The government restored excise taxes on liquefied petroleum gas (LPG) and kerosene after global oil prices fell below the state-mandated threshold, ending the temporary tax holiday designed to shield consumers from high energy costs.
The Bureau of Internal Revenue (BIR) announced on Wednesday, July 8, that the one-month average price of Dubai crude oil dropped to $79.45 per barrel in June, slipping underneath the $80 ceiling that triggered the relief.
Consequently, the standard tax rates prescribed under the National Internal Revenue Code of 1997 automatically returned to effect on July 8, 2026, without requiring further executive intervention.
The termination concludes the reprieve for Filipino households. To recall, President Marcos implemented the tax suspension on April 16 under Executive Order No. 114 to combat surging domestic inflation.
The measure provided a discount of ₱3.36 per kilogram for cooking gas—translating to roughly ₱37.00 for a standard 11-kilogram cylinder—and slashed ₱5.60 per liter from the cost of kerosene.
The Department of Energy (DOE) certified the June price performance using the Mean of Platts Singapore benchmark, the regional pricing standard for petroleum products.
Under the provisions of the emergency tax relief, the government bound the suspension to a maximum of three months, dictating an immediate expiration if global crude averages fell below the $80 mark for a full month.
President Marcos’ economic managers earlier expressed reservations about long-term tax interventions due to heavy fiscal pressures.
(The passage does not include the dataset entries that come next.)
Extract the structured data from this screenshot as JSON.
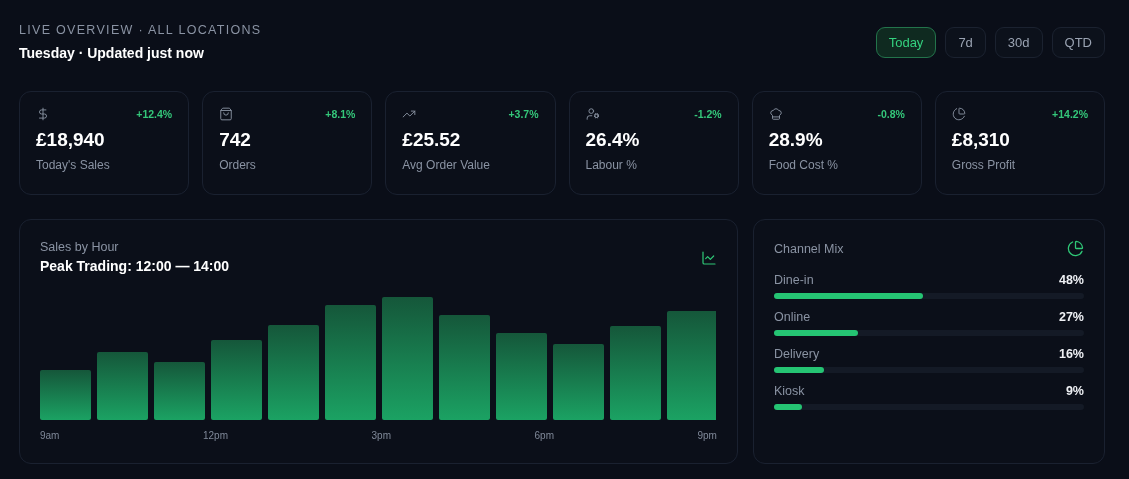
{
  "header": {
    "eyebrow": "LIVE OVERVIEW · ALL LOCATIONS",
    "title": "Tuesday · Updated just now"
  },
  "ranges": [
    {
      "label": "Today",
      "selected": true
    },
    {
      "label": "7d",
      "selected": false
    },
    {
      "label": "30d",
      "selected": false
    },
    {
      "label": "QTD",
      "selected": false
    }
  ],
  "kpis": [
    {
      "value": "£18,940",
      "label": "Today's Sales",
      "delta": "+12.4%"
    },
    {
      "value": "742",
      "label": "Orders",
      "delta": "+8.1%"
    },
    {
      "value": "£25.52",
      "label": "Avg Order Value",
      "delta": "+3.7%"
    },
    {
      "value": "26.4%",
      "label": "Labour %",
      "delta": "-1.2%"
    },
    {
      "value": "28.9%",
      "label": "Food Cost %",
      "delta": "-0.8%"
    },
    {
      "value": "£8,310",
      "label": "Gross Profit",
      "delta": "+14.2%"
    }
  ],
  "sales_by_hour": {
    "title": "Sales by Hour",
    "subtitle": "Peak Trading: 12:00 — 14:00",
    "axis_labels": [
      "9am",
      "12pm",
      "3pm",
      "6pm",
      "9pm"
    ]
  },
  "channel_mix": {
    "title": "Channel Mix",
    "channels": [
      {
        "name": "Dine-in",
        "reading": "48%",
        "level": 0.48
      },
      {
        "name": "Online",
        "reading": "27%",
        "level": 0.27
      },
      {
        "name": "Delivery",
        "reading": "16%",
        "level": 0.16
      },
      {
        "name": "Kiosk",
        "reading": "9%",
        "level": 0.09
      }
    ]
  }
}
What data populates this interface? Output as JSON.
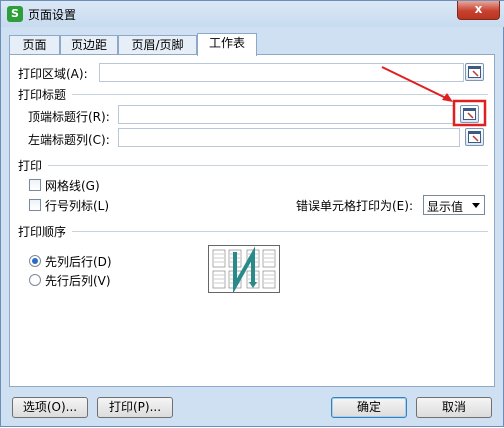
{
  "window": {
    "title": "页面设置",
    "close_label": "x",
    "app_icon_letter": "S"
  },
  "tabs": [
    {
      "label": "页面"
    },
    {
      "label": "页边距"
    },
    {
      "label": "页眉/页脚"
    },
    {
      "label": "工作表"
    }
  ],
  "print_area": {
    "label": "打印区域(A):",
    "value": ""
  },
  "print_titles": {
    "section": "打印标题",
    "top_rows_label": "顶端标题行(R):",
    "top_rows_value": "",
    "left_cols_label": "左端标题列(C):",
    "left_cols_value": ""
  },
  "print": {
    "section": "打印",
    "gridlines_label": "网格线(G)",
    "gridlines_checked": false,
    "rowcol_headers_label": "行号列标(L)",
    "rowcol_headers_checked": false,
    "cell_errors_label": "错误单元格打印为(E):",
    "cell_errors_value": "显示值"
  },
  "print_order": {
    "section": "打印顺序",
    "down_then_over_label": "先列后行(D)",
    "over_then_down_label": "先行后列(V)",
    "selected": "down_then_over"
  },
  "buttons": {
    "options": "选项(O)...",
    "print": "打印(P)...",
    "ok": "确定",
    "cancel": "取消"
  },
  "colors": {
    "annotation_red": "#e02020",
    "dialog_bg": "#cfe0f2",
    "order_arrow": "#2a8a8a"
  }
}
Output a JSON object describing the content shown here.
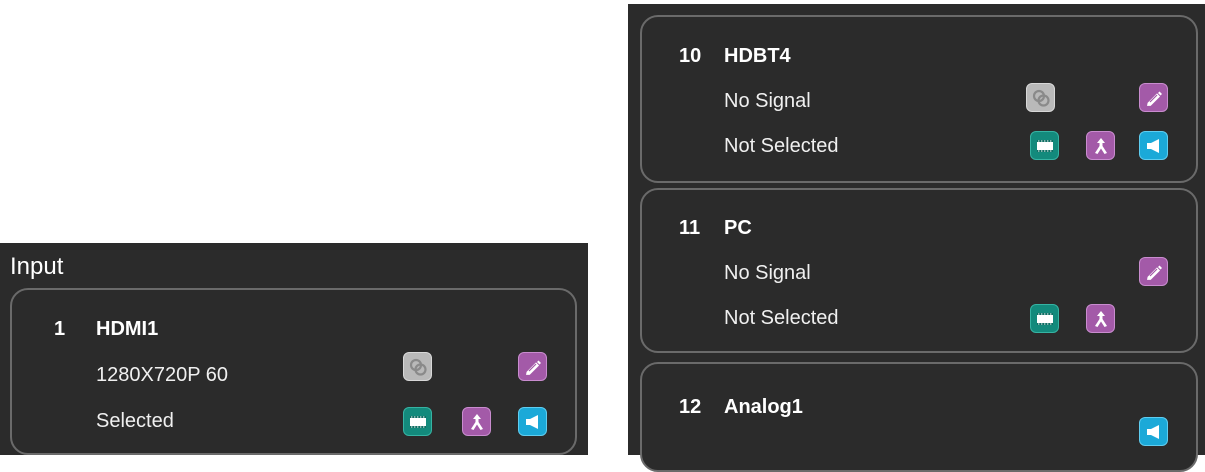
{
  "input_panel": {
    "title": "Input",
    "cards": [
      {
        "number": "1",
        "name": "HDMI1",
        "signal": "1280X720P 60",
        "status": "Selected"
      }
    ]
  },
  "right_panel": {
    "cards": [
      {
        "number": "10",
        "name": "HDBT4",
        "signal": "No Signal",
        "status": "Not Selected"
      },
      {
        "number": "11",
        "name": "PC",
        "signal": "No Signal",
        "status": "Not Selected"
      },
      {
        "number": "12",
        "name": "Analog1"
      }
    ]
  },
  "icons": {
    "link": {
      "name": "link-icon",
      "color": "#b9b9b9"
    },
    "edit": {
      "name": "pencil-edit-icon",
      "color": "#a35aa8"
    },
    "video": {
      "name": "video-icon",
      "color": "#138a7c"
    },
    "route": {
      "name": "route-merge-icon",
      "color": "#a35aa8"
    },
    "audio": {
      "name": "speaker-icon",
      "color": "#1ba9d8"
    }
  }
}
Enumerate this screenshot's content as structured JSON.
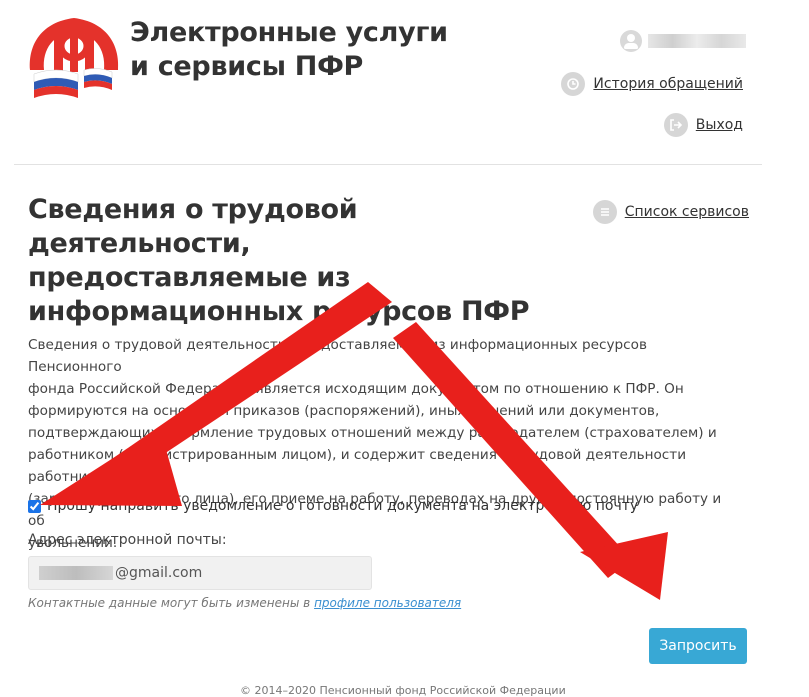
{
  "header": {
    "site_title_line1": "Электронные услуги",
    "site_title_line2": "и сервисы ПФР",
    "history_link": "История обращений",
    "logout_link": "Выход"
  },
  "page": {
    "title_line1": "Сведения о трудовой деятельности,",
    "title_line2": "предоставляемые из",
    "title_line3": "информационных ресурсов ПФР",
    "services_link": "Список сервисов",
    "description_lines": [
      "Сведения о трудовой деятельности, предоставляемые из информационных ресурсов Пенсионного",
      "фонда Российской Федерации, является исходящим документом по отношению к ПФР. Он",
      "формируются на основании приказов (распоряжений), иных решений или документов,",
      "подтверждающих оформление трудовых отношений между работодателем (страхователем) и",
      "работником (зарегистрированным лицом), и содержит сведения о трудовой деятельности работника",
      "(зарегистрированного лица), его приеме на работу, переводах на другую постоянную работу и об",
      "увольнении."
    ],
    "notify_checkbox_label": "Прошу направить уведомление о готовности документа на электронную почту",
    "notify_checked": true,
    "email_label": "Адрес электронной почты:",
    "email_visible_part": "@gmail.com",
    "contact_note": "Контактные данные могут быть изменены в",
    "contact_link": "профиле пользователя",
    "submit_button": "Запросить"
  },
  "footer": {
    "copyright": "© 2014–2020 Пенсионный фонд Российской Федерации"
  },
  "colors": {
    "accent": "#38a8d5",
    "logo_red": "#e4322b",
    "arrow_red": "#e8201c",
    "link_blue": "#3a8fd0"
  }
}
The Department of Finance warned that a broader fuel tax holiday could deplete state revenues by billions of pesos, money initially earmarked for infrastructure and targeted social subsidy programs.
While lawmakers initially pushed for a more comprehensive suspension that included gasoline and diesel, the Marcos administration limited the scope to household cooking and lighting fuels to preserve the state’s primary revenue streams.
With the automatic reversion, internal revenue officials directed all fuel manufacturers, bulk importers, and petroleum distributors to adjust their tax filings back to the full statutory rates.
The BIR and the Bureau of Customs will conduct physical audits of existing terminal inventories to ensure companies do not apply the previous tax-exempt status to new fuel shipments cleared after the July deadline.